Und da ertönt es auch schon vom Aussichtsturm: „Land voraus! Hart Backbord!“ Der Kapitän stößt den Steuermann zur Seite und reißt das Ruder mit einem Grinsen herum. Vor ihnen erscheint am Horizont eine Insel. Ist das die Schatzinsel? Schwer zu sagen ohne den zweiten Teil der Karte. Doch es ist ein Anfang.
Hektik verbreitet sich auf dem Piratenschiff. Schnell werden die Segel neu gesetzt. Jeder Hase an Bord beeilt sich so gut er kann. Warum die Hasen so hektisch sind fragt ihr euch?
Nun ja, sie sind wahrhaft nicht die Einzigen die auf der Suche nach dem Schatz sind. Andere Piraten haben sich den ersten Teil der Schatzkarte ergaunert und sind nun auch auf der Suche nach Reichtum und Ehre.
Eines Abends hatte die rechte Pfote des Kapitäns - der schlaksige Hellgard Hüpfer – nicht richtig aufgepasst und ist eingeschlafen, während die Schatzkarte auf seinem Nachttisch lag.
Dieser Moment wurde arglistig ausgenutzt. Ein hinterhältiger Pirat schlich sich in die Schlafkammer der rechten Pfote des Kapitäns um die Schatzkarte heimlich abzuzeichnen. Und jetzt befinden sich die Piraten im Wettlauf mit den heimtückischen Schurken.
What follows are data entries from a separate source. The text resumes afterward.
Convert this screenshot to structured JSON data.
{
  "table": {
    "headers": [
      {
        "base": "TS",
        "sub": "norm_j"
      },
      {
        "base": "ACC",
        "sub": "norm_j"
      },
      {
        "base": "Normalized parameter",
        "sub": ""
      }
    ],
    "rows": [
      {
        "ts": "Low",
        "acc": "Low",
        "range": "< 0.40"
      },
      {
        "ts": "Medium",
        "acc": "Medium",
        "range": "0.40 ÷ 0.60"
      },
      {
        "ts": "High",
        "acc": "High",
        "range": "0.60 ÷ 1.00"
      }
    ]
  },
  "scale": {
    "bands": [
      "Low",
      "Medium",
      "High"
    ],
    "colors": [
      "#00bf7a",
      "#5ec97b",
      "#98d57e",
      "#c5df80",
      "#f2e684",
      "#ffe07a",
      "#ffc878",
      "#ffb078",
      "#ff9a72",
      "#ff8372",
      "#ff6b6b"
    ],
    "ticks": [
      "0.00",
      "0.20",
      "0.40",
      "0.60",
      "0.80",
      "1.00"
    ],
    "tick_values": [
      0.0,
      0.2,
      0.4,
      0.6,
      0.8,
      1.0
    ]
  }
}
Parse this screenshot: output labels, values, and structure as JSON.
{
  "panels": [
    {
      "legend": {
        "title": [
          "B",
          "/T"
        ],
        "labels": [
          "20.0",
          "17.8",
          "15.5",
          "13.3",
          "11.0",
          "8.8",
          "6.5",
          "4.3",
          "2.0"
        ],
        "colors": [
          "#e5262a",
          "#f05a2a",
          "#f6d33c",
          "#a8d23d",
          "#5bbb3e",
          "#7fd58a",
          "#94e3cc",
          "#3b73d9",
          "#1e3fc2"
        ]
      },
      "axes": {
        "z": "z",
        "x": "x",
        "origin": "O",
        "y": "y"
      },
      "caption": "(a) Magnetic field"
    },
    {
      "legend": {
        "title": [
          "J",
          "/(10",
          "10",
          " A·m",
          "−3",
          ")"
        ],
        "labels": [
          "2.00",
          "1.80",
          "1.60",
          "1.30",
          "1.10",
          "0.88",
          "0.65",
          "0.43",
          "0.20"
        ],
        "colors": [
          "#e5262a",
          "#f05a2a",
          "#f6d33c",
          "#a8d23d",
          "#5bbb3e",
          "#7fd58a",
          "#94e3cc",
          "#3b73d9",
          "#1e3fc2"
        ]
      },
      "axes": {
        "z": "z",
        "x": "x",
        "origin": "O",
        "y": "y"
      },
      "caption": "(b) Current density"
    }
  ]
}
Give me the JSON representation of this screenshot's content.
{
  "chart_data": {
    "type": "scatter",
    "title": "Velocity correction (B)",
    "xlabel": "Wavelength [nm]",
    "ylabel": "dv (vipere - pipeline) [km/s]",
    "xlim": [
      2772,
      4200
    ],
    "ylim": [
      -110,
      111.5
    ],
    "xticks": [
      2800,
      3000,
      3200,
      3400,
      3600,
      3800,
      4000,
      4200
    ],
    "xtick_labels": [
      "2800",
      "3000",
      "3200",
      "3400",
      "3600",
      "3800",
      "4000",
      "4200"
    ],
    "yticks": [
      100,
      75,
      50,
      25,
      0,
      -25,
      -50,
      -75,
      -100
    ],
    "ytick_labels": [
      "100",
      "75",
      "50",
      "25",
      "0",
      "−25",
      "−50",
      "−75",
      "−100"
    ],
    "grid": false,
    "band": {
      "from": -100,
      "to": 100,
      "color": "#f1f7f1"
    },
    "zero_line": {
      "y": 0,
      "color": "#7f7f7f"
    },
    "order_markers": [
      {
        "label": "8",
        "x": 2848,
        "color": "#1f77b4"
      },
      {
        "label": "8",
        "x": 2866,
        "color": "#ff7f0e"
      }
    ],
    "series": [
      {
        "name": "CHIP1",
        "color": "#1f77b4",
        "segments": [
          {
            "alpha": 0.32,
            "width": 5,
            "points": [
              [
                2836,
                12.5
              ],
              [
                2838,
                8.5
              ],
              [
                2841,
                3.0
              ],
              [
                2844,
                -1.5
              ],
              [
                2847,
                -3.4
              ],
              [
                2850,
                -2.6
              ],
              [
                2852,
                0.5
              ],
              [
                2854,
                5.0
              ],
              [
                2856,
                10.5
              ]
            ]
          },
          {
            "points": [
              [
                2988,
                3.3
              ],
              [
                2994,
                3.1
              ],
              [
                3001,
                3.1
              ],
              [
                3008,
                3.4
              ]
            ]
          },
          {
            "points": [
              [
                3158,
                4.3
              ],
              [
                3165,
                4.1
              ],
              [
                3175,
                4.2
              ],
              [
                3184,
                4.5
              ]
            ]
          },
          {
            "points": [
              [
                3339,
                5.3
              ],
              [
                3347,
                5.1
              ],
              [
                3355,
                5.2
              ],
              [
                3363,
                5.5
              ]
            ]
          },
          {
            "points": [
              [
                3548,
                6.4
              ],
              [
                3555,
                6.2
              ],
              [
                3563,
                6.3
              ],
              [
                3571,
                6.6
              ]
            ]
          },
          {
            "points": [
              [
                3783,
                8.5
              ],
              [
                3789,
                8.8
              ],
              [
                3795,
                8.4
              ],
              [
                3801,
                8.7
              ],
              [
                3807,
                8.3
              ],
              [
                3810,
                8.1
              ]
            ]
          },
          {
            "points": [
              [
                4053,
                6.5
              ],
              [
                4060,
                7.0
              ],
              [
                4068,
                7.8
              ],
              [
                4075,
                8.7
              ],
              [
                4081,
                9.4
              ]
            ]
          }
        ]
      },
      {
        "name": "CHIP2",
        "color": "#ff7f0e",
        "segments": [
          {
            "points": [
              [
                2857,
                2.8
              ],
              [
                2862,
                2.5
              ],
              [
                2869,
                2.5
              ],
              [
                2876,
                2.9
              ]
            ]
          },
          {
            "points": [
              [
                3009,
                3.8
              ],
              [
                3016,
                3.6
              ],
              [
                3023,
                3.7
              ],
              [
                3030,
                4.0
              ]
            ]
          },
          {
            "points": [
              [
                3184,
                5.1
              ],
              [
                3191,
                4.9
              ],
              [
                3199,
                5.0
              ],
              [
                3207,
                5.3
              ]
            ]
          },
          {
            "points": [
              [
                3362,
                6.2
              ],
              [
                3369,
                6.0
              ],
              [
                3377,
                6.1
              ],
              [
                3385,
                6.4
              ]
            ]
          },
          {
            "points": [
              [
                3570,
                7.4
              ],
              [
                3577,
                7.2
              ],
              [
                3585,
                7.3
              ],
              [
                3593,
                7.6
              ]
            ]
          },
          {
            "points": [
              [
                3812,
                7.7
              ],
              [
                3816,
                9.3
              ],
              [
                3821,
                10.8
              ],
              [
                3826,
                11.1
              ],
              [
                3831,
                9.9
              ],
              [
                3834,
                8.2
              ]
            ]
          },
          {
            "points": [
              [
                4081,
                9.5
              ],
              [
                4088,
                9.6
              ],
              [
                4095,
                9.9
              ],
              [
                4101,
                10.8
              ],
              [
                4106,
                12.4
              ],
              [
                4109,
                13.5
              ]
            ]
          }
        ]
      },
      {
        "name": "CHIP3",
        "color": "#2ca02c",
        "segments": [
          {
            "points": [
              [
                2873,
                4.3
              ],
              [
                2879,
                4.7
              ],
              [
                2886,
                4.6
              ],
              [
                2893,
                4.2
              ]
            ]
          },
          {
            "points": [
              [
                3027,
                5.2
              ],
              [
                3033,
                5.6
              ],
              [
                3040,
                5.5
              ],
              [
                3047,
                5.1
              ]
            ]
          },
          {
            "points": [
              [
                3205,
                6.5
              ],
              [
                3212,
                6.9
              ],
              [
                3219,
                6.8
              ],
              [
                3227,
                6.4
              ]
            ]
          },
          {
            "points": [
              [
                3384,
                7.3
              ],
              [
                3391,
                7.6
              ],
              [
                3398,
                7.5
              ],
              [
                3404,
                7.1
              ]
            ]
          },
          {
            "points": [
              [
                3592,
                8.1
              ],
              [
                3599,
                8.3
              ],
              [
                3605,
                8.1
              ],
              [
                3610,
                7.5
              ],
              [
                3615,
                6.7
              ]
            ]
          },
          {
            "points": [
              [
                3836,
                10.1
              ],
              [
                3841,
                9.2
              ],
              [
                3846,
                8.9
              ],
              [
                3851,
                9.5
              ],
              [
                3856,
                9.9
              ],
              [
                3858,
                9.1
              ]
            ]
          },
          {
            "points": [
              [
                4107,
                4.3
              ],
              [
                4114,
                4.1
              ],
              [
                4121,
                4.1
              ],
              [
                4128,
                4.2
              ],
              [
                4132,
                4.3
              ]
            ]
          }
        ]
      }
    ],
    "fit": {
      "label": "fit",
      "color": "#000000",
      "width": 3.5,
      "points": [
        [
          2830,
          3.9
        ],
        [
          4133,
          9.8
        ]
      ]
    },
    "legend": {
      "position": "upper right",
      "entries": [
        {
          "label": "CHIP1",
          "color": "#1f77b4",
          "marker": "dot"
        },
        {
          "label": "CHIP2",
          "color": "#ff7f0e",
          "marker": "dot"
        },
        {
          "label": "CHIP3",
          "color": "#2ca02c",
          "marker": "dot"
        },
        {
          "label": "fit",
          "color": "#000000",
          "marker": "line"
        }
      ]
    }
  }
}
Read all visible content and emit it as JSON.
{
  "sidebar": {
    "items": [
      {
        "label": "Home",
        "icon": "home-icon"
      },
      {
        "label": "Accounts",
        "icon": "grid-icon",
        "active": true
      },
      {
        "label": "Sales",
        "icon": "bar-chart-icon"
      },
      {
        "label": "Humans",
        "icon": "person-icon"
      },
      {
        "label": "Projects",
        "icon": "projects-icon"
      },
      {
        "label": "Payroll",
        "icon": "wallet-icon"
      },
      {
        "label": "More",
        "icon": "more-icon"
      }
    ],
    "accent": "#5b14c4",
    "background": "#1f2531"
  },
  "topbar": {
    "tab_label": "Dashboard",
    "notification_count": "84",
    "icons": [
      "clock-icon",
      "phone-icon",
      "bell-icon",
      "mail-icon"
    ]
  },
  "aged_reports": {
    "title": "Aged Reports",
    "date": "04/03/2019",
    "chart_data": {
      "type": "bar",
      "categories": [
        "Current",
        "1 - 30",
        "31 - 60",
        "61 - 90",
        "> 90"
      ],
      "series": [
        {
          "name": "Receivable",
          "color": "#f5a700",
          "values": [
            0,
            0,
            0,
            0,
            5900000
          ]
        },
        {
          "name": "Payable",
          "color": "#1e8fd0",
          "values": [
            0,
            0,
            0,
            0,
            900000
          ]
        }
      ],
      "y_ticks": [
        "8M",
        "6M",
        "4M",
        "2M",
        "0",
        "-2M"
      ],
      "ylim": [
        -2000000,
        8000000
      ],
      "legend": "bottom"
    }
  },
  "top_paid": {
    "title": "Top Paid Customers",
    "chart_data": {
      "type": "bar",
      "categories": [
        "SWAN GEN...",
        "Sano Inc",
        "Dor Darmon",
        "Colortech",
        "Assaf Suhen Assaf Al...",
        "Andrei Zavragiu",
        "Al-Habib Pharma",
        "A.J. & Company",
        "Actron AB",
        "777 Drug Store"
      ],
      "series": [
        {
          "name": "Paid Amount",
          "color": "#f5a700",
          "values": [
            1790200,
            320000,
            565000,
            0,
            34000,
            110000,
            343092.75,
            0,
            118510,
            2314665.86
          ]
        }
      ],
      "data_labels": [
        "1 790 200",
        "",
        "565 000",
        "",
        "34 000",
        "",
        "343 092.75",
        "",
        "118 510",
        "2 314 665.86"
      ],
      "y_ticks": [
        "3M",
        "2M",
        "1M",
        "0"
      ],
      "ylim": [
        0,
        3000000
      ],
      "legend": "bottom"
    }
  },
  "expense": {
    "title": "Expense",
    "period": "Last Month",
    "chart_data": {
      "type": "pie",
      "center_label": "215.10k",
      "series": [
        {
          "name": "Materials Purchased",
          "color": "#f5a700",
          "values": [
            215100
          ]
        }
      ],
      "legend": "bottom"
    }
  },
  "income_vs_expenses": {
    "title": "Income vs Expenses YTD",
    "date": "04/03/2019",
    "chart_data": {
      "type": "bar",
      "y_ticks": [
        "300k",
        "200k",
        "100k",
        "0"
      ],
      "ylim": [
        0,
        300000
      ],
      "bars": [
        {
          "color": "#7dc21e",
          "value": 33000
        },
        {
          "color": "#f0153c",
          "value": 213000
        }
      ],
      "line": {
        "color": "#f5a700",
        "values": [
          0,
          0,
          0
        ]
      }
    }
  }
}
Wer zuerst kommt, mahlt zuerst.
Der Piratenkodex verbietet zwar nicht sich auf heimtückische Weise einen Vorteil zu verschaffen; aber er gebietet demjenigen den Schatz, der ihn zuerst findet.
Die Insel kommt näher und auf dem Ausguck wird es laut. „Zweiter Teil der Schatzkarte voraus!“ Ruft Willi Weitsicht und fällt vor lauter Aufregung fast von der Aussichtsplattform. Puh, das ist gerade nochmal gut gegangen.
Als der Kapitän den Ruf hört, traut er seinen Lauschern nicht. Er rauscht an an die Reeling des Piratenschiffs und greift nach dem Fernrohr. „Wo? Wo denn?“ ruft er aufgeregt. Doch dann sieht er etwas, dass ihm das Blut in den Adern gefrieren lässt.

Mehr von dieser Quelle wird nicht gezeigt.